In some cases, reads are divided into two separate FASTQ files (BAM/SAM is not supported in this case). One file contains the column barcodes, while the other contains the row barcodes. In this case, the file with shorter reads is assumed to contain the column barcodes, while the file with longer reads is assumed to contain the row barcodes. This mode of operation requires that FASTQ record IDs match between the two input files.
Reference files map DNA barcodes to their associated identifiers. PoolQ uses two reference files to define the rows and columns found in the counts file.
The column reference file (formerly known as the “conditions” file) maps DNA barcodes to the IDs that will be presented as the columns in the counts files. Generally the columns correspond to sample barcodes, which identify unique gDNA samples representing different experimental conditions.
The row reference file (formerly simple the “reference file”) contains the DNA barcodes that will make up the rows in the counts file. Generally, the rows correspond to barcodes representing shRNAs, sgRNAs, ORFs, or other constructs utilized in a pooled experiment.

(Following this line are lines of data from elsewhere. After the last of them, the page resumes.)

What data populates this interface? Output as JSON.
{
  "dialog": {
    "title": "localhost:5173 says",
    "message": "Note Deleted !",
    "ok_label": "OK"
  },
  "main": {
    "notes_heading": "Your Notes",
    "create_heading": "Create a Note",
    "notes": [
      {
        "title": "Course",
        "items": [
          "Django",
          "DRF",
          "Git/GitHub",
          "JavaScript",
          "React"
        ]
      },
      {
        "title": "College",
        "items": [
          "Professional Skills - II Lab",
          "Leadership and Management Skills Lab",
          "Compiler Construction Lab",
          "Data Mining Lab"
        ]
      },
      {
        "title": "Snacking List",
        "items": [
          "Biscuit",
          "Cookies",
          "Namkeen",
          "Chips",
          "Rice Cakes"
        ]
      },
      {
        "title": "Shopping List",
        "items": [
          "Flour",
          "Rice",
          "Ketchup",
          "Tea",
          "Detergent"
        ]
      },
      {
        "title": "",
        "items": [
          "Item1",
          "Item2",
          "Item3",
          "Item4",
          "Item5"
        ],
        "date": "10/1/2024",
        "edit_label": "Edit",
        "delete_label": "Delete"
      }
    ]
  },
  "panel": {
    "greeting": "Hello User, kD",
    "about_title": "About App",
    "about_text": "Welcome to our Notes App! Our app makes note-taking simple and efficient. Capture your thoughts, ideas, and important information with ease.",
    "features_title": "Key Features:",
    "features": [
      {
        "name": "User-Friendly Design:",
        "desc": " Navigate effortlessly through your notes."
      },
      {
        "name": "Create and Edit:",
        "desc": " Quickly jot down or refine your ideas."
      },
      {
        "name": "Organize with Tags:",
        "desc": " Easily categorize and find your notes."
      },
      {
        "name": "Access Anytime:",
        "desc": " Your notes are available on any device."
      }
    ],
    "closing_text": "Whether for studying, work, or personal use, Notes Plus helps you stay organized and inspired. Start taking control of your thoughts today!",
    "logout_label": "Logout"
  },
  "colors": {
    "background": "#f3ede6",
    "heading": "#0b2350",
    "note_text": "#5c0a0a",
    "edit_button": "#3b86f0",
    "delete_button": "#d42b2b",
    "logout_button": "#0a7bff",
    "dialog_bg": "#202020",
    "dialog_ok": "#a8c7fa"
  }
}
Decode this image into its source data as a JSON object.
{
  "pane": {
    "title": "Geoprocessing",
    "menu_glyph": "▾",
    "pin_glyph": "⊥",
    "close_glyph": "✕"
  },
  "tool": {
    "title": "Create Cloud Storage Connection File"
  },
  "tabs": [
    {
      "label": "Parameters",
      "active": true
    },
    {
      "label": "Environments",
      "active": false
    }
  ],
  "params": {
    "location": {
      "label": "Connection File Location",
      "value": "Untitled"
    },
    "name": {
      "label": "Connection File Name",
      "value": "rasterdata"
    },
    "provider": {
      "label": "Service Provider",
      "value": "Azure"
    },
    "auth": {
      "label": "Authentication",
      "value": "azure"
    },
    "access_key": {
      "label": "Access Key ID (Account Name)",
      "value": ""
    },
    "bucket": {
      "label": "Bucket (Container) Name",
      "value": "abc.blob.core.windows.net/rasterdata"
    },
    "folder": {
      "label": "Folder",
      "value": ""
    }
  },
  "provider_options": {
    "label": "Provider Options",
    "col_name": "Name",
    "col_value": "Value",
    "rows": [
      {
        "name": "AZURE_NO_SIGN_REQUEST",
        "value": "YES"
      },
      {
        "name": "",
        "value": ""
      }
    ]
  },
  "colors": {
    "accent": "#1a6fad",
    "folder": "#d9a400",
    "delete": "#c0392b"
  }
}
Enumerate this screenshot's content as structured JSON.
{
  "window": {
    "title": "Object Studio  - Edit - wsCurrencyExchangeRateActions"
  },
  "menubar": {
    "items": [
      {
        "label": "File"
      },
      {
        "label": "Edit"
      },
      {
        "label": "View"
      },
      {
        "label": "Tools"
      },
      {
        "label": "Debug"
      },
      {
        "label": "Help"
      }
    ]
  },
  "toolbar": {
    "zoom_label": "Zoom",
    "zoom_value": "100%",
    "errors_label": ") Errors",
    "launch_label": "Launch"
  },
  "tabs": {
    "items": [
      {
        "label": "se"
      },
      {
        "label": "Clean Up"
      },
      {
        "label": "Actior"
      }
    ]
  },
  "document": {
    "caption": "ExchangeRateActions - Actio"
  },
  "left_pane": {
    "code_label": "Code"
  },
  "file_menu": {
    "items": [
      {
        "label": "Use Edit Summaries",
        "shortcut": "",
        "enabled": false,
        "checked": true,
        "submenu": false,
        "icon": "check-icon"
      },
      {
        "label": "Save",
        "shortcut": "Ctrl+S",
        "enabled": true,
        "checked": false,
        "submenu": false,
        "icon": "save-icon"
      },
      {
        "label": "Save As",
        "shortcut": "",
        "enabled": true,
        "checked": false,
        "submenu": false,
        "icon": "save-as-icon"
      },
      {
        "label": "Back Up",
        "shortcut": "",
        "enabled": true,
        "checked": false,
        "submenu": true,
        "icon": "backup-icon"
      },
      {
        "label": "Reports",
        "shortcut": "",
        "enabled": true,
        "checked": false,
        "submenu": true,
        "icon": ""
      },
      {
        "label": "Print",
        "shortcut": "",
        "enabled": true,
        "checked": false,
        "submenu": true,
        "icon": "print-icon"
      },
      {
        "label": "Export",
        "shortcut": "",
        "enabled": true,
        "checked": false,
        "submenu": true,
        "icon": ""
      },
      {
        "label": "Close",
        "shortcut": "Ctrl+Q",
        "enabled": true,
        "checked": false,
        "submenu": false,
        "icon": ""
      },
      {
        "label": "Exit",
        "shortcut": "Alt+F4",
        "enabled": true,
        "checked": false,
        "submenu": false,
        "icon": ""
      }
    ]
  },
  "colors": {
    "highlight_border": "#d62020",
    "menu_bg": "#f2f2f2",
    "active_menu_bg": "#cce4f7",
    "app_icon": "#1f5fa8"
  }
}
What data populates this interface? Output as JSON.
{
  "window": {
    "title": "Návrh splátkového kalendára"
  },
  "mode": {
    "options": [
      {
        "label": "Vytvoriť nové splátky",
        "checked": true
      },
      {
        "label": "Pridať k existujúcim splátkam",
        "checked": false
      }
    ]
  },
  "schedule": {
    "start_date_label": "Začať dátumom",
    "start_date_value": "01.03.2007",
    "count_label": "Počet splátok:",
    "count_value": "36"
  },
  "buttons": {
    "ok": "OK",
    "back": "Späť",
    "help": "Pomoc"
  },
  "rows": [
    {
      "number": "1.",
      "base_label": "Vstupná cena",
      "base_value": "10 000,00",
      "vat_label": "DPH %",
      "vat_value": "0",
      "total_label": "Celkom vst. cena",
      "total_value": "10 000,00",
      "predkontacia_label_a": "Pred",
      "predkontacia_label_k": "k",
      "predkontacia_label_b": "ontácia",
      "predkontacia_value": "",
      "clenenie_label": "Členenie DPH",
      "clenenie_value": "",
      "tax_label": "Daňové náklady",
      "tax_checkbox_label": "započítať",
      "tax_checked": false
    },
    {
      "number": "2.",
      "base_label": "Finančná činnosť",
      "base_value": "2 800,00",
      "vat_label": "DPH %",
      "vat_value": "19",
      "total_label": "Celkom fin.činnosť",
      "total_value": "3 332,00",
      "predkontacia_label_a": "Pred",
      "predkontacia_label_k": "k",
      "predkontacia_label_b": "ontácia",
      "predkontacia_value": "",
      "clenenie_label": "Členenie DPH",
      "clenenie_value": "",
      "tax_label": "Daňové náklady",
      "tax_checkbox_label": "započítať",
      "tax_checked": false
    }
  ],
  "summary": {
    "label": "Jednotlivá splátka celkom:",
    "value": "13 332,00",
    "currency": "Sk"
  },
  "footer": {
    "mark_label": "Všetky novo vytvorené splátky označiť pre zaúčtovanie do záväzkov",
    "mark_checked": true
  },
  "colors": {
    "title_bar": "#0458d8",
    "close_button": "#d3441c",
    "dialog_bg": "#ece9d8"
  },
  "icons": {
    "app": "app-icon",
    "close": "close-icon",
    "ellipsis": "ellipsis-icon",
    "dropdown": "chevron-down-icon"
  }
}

The platform reference file is an optional input file whose format is identical to that of the reference file. It consists of a master list of known construct sequences and their construct IDs. This file is used to provide construct IDs for barcodes encountered during the PoolQ run that were not expected to occur. A construct is expected to occur only if it is present in the reference file.
This argument determines how PoolQ matches DNA barcodes to those in its row reference database. There are currently two supported values, “exact” and “mismatch”. Using “exact” requires every base to match perfectly; “mismatch” allows up to one base of mismatch between them (no gaps or deletions allowed).
This argument determines how PoolQ matches DNA barcodes to those in its column reference database. There are currently two supported values, “exact” and “mismatch”. Using “exact” requires every base to match perfectly; “mismatch” allows up to one base of mismatch between them (no gaps or deletions allowed).
Barcode policies indicate how PoolQ should locate various types of barcodes in the reads. PoolQ supports 3 basic policies: fixed-location, search prefix, template.
The fixed-location policy indicates that a barcode exists at a single, known position within the read. For a 0-based index i
, you can specify a fixed strategy by passing FIXED@i
. So a barcode located at the start of the read is specified as FIXED@0
, while a barcode located at the twelfth base into the read is specified FIXED@11
. Using the fixed location policy, you can optionally specify how many bases to read as the barcode (sometimes reads are too short to contain a full barcode). The length n
is specified by adding :n
to the end of the policy; so the policy for finding a 6-base barcode twelve bases into the read is specified as FIXED@11:6
. If you do not specify a length, PoolQ will choose the length based on the length of barcodes found in the corresponding reference file.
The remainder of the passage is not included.